No basis for taxing Olympians’ rewards – former House Speaker Alvarez
MANILA, Philippines — The Bureau of Internal Revenue (BIR) has “no legal basis” to tax the earnings and rewards of Olympic gold medalist and weightlifter Hidilyn Diaz and other Olympic winners.
Davao del Norte Rep. and former Speaker Pantaleon Alvarez said the BIR “incorrectly cited” provisions in the Tax Code and Republic Act No. 10963, or the Tax Reform for Acceleration or Inclusion (Train) law, on awards and prizes in sports competitions and donors’ taxes.
“The BIR, however, erroneously cites the wrong law and, further, a statute which exempts awards and winnings from both income and donor’s tax already exists. In other words, there is no legal basis to tax Hidilyn Diaz’s awards and prizes, not even donors’ tax,” he said.
The solon cited the 1992 RA 7549, which exempted from taxation all prizes and awards gained from local and international sports competitions, including donors’ tax.
“RA 7549 clearly exempts prizes and awards from being subject of both income and donors’ tax [ncluding those given by private corporations or persons] and it even retroactively takes effect to cover the Southeast Asian Games a year before said law took effect,” he said.
Alvarez added: “Contrary to what the BIR says, Hidilyn Diaz’s awards and prizes are not taxable. Should the BIR insist that it is, Congress should investigate why its leadership is making certain decisions, compromises included, that are not supported by law.”
The former Speaker said it was “unfortunate” how the BIR “was quick to forgive and compromise” billions of pesos in taxes due from a multinational company and reduce it to “just a few tens of millions of pesos.”
He did not name the firm, but said the “compromise appears to have skirted legal procedures designed to prevent abuse of this option” in the 1997 National Internal Revenue Code.
“This is alarmingly unfortunate.

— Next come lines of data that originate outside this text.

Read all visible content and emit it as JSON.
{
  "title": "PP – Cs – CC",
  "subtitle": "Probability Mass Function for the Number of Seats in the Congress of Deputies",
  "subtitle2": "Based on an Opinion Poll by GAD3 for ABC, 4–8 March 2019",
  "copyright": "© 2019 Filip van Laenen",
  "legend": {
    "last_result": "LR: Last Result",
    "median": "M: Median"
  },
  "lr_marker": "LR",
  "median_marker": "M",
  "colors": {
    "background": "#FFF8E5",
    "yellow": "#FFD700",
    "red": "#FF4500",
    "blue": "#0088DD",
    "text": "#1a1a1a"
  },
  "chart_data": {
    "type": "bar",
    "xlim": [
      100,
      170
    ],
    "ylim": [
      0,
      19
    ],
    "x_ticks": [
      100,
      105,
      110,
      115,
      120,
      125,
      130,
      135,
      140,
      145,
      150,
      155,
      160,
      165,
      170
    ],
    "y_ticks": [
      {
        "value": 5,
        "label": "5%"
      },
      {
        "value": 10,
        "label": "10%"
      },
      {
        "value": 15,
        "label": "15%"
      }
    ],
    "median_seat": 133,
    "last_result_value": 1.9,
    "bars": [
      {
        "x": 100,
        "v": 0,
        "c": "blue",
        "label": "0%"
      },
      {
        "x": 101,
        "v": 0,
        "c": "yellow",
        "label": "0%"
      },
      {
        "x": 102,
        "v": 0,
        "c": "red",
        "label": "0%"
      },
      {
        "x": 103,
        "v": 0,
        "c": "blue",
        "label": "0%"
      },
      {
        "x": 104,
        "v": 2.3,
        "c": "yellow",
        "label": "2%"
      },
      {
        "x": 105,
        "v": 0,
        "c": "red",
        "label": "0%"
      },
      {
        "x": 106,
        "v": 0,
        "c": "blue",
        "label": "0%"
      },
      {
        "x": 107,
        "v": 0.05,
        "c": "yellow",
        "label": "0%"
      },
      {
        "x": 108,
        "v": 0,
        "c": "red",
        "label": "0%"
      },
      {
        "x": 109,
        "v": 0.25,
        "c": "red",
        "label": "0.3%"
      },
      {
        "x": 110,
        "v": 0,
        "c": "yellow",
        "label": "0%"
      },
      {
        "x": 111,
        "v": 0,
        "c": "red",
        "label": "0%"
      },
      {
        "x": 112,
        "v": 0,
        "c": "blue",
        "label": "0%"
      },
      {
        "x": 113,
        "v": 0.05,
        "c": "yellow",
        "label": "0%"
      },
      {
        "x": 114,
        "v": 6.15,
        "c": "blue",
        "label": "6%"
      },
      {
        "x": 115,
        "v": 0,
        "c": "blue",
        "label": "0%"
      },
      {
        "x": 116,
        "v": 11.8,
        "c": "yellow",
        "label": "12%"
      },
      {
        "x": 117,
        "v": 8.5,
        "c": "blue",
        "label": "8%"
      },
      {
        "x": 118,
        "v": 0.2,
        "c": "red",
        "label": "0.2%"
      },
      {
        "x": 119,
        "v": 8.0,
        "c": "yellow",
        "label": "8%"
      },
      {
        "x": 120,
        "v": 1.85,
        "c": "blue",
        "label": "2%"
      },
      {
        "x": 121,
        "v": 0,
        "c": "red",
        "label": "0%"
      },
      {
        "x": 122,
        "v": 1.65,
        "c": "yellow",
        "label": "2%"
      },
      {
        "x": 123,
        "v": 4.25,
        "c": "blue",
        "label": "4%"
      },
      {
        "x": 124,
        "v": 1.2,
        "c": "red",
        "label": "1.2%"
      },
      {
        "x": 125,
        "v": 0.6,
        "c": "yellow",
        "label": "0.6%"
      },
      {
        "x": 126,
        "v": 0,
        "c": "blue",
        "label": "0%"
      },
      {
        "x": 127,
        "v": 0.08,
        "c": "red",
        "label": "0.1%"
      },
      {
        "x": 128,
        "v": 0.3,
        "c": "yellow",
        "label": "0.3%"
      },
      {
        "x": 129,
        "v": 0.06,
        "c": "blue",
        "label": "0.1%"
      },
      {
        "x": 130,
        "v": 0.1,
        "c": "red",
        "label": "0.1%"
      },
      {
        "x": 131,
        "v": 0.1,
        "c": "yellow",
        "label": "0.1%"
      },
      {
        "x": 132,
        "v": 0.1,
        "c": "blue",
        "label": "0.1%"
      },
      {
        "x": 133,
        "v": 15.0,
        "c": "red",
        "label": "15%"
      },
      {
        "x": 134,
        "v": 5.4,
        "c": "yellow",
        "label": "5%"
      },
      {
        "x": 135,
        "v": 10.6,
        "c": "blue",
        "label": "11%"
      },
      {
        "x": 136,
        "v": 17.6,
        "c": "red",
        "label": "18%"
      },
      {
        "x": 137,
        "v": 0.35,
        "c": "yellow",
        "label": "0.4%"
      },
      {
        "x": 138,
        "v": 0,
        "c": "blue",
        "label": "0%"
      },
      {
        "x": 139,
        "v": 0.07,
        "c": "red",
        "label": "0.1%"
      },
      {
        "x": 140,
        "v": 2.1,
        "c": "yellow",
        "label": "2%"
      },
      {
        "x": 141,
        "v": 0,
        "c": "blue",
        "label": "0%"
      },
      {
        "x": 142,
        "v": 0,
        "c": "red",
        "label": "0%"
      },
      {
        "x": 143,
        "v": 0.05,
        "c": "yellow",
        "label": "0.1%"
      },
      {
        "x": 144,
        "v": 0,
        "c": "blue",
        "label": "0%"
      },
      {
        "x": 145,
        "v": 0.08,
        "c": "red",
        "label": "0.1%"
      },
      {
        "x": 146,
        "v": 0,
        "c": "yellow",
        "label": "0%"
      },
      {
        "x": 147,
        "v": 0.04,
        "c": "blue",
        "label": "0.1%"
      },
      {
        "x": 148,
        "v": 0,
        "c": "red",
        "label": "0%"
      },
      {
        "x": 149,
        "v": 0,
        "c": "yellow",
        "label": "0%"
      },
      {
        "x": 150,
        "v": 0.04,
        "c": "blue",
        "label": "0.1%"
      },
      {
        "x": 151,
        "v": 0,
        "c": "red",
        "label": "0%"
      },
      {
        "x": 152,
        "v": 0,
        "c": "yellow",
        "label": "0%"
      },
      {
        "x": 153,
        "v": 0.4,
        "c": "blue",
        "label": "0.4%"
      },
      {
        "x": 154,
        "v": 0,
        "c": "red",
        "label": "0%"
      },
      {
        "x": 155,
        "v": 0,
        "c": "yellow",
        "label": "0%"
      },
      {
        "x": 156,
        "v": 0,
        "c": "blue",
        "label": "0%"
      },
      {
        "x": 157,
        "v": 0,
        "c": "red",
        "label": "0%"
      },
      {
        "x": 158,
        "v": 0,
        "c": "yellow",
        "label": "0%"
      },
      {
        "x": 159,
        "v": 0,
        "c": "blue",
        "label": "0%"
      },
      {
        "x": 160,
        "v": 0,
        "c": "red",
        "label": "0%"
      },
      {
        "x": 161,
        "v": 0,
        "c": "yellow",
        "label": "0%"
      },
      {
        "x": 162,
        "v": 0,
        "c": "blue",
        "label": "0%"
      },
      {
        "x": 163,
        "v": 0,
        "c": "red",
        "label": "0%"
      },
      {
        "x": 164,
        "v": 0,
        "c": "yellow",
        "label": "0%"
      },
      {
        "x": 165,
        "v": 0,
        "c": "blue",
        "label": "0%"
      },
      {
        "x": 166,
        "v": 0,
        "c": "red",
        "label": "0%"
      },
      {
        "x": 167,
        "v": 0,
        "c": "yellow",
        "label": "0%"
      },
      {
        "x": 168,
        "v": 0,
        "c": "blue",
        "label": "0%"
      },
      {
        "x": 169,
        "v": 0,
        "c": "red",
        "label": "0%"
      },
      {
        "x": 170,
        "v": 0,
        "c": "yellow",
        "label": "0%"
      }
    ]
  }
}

And it is both morally and legally wrong,” Alvarez said of the BIR’s statement that rewards pledged for Diaz may be subject to donors’ tax.
“The BIR, if it can be generous to [multinational coroporations] and reduce their tax dues through questionable compromises, should—at the very least—be mindful insofar as how it treats the awards and prizes of our national athletes who have worked hard and given honor to our country. Our athletes deserve better,” he said.
Diaz is expected to receive at least P33 million in rewards pledged by businesses, politicians and other entities following her dramatic, winning performance at the Tokyo Olympics.
This sum includes a P10-million incentive from the government as mandated by RA 10699. The BIR said this incentive might be tax-exempt under the 1997 Tax Code.
President Rodrigo Duterte himself pledged another P3 million for her and House Deputy Speaker Mikee Romero promised P3 million.